L’ancien entraîneur de Walyas et actuel secrétaire général de la fédération éthiopienne de football, Sewnet Bishaw, a déclaré à DW que les tensions ethniques n’avaient jamais eu d’importance au sein de l’équipe.

« Lorsque les joueurs représentent l’Éthiopie, leur appartenance ethnique n’a aucune importance. Les joueurs ne s’intéressent pas à l’appartenance ethnique. Au lieu de cela, ils parlent d’unité et de faire avancer l’équipe autant que possible », a déclaré Sewnet, rappelant qu’en tant qu’entraîneur de la équipe éthiopienne, il visait à donner de la joie au peuple éthiopien.

« Je ne suis pas un politicien. Donc ces problèmes d’ethnicité n’ont jamais existé au sein de l’équipe. »

La mascotte officielle de la Coupe d'Afrique des Nations 2021

Le tournoi AFCON a lieu au Cameroun alors que le pays et le continent sont aux prises avec la pandémie de COVID-19

Le soutien de la diaspora

L’ancien défenseur de l’équipe nationale Girma Sahle, qui a joué pour l’Éthiopie dans les années 1980, est d’accord avec l’évaluation de Sewnet sur l’unité.
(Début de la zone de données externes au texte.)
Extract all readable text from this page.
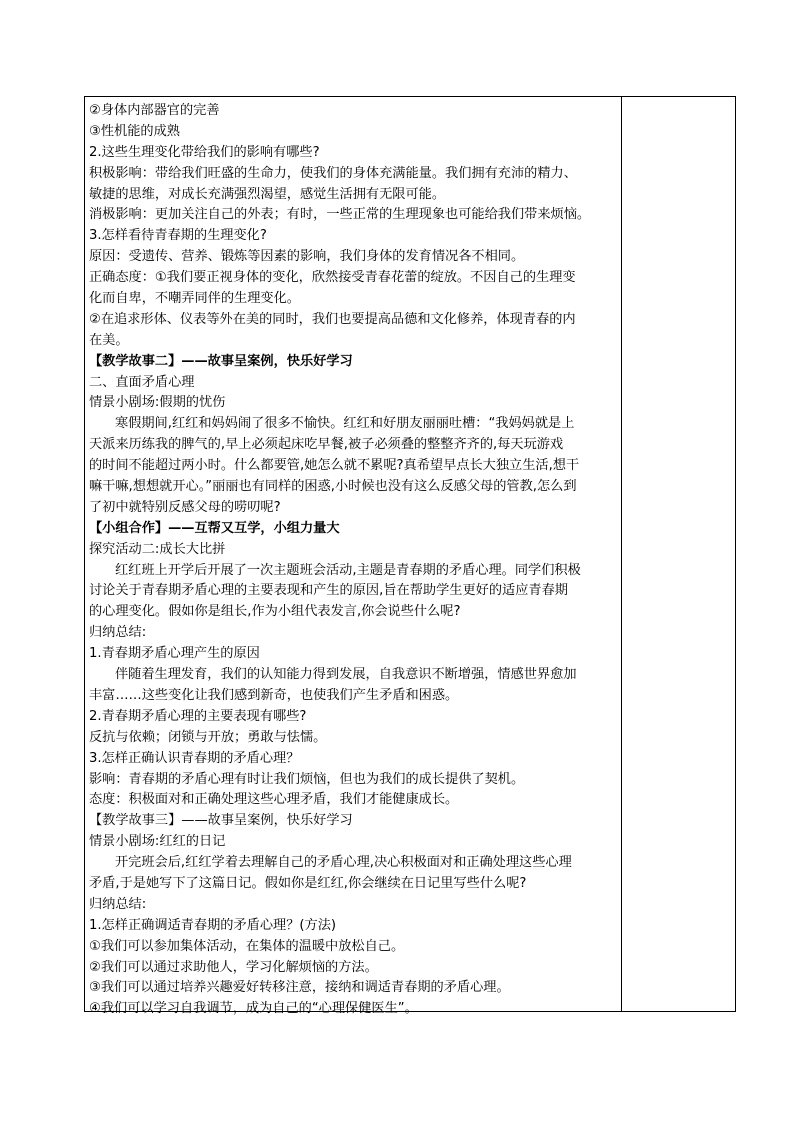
②身体内部器官的完善
③性机能的成熟
2.这些生理变化带给我们的影响有哪些?
积极影响：带给我们旺盛的生命力，使我们的身体充满能量。我们拥有充沛的精力、
敏捷的思维，对成长充满强烈渴望，感觉生活拥有无限可能。
消极影响：更加关注自己的外表；有时，一些正常的生理现象也可能给我们带来烦恼。
3.怎样看待青春期的生理变化?
原因：受遗传、营养、锻炼等因素的影响，我们身体的发育情况各不相同。
正确态度：①我们要正视身体的变化，欣然接受青春花蕾的绽放。不因自己的生理变
化而自卑，不嘲弄同伴的生理变化。
②在追求形体、仪表等外在美的同时，我们也要提高品德和文化修养，体现青春的内
在美。
【教学故事二】——故事呈案例，快乐好学习
二、直面矛盾心理
情景小剧场:假期的忧伤
寒假期间,红红和妈妈闹了很多不愉快。红红和好朋友丽丽吐槽：“我妈妈就是上
天派来历练我的脾气的,早上必须起床吃早餐,被子必须叠的整整齐齐的,每天玩游戏
的时间不能超过两小时。什么都要管,她怎么就不累呢?真希望早点长大独立生活,想干
嘛干嘛,想想就开心。”丽丽也有同样的困惑,小时候也没有这么反感父母的管教,怎么到
了初中就特别反感父母的唠叨呢?
【小组合作】——互帮又互学，小组力量大
探究活动二:成长大比拼
红红班上开学后开展了一次主题班会活动,主题是青春期的矛盾心理。同学们积极
讨论关于青春期矛盾心理的主要表现和产生的原因,旨在帮助学生更好的适应青春期
的心理变化。假如你是组长,作为小组代表发言,你会说些什么呢?
归纳总结:
1.青春期矛盾心理产生的原因
伴随着生理发育，我们的认知能力得到发展，自我意识不断增强，情感世界愈加
丰富……这些变化让我们感到新奇，也使我们产生矛盾和困惑。
2.青春期矛盾心理的主要表现有哪些?
反抗与依赖；闭锁与开放；勇敢与怯懦。
3.怎样正确认识青春期的矛盾心理？
影响：青春期的矛盾心理有时让我们烦恼，但也为我们的成长提供了契机。
态度：积极面对和正确处理这些心理矛盾，我们才能健康成长。
【教学故事三】——故事呈案例，快乐好学习
情景小剧场:红红的日记
开完班会后,红红学着去理解自己的矛盾心理,决心积极面对和正确处理这些心理
矛盾,于是她写下了这篇日记。假如你是红红,你会继续在日记里写些什么呢?
归纳总结:
1.怎样正确调适青春期的矛盾心理？(方法)
①我们可以参加集体活动，在集体的温暖中放松自己。
②我们可以通过求助他人，学习化解烦恼的方法。
③我们可以通过培养兴趣爱好转移注意，接纳和调适青春期的矛盾心理。
④我们可以学习自我调节，成为自己的“心理保健医生”。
Il vit maintenant en France et fait partie de la vaste diaspora éthiopienne.

« Quand les joueurs verront le drapeau éthiopien dans le stade, ils penseront à la façon dont ils représentent 130 millions d’Éthiopiens », a déclaré Girma à DW.
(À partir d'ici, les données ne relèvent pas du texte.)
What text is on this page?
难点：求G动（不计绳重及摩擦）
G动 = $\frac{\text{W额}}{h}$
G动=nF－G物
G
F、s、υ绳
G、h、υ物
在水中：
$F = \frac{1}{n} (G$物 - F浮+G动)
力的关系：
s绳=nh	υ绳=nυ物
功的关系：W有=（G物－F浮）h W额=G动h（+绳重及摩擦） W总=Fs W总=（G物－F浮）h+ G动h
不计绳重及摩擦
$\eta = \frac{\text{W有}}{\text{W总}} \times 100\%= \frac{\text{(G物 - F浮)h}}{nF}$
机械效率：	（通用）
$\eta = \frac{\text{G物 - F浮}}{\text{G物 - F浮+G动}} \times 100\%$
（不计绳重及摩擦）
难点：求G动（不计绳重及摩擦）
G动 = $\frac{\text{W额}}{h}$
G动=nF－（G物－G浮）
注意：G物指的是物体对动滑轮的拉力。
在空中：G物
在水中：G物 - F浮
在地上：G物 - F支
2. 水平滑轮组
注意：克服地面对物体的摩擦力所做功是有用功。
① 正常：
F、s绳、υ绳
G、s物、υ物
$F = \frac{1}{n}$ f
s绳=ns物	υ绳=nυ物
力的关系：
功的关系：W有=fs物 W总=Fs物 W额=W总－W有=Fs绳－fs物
« Il ne s’agit pas de savoir si je viens de cette région ou de celle-là. À l’heure actuelle, tous les Éthiopiens, en particulier ceux qui vivent en dehors de l’Éthiopie, se sont réunis pour soutenir le pays. »

Les Éthiopiens basés en France ont emprunté le cri de ralliement de l’équipe nationale française de football « allez les Bleus » — « allez le blues », en l’adaptant à « allez les Walyas ! »

À ce titre, l’équipe de football éthiopienne joue déjà son rôle dans la réconciliation.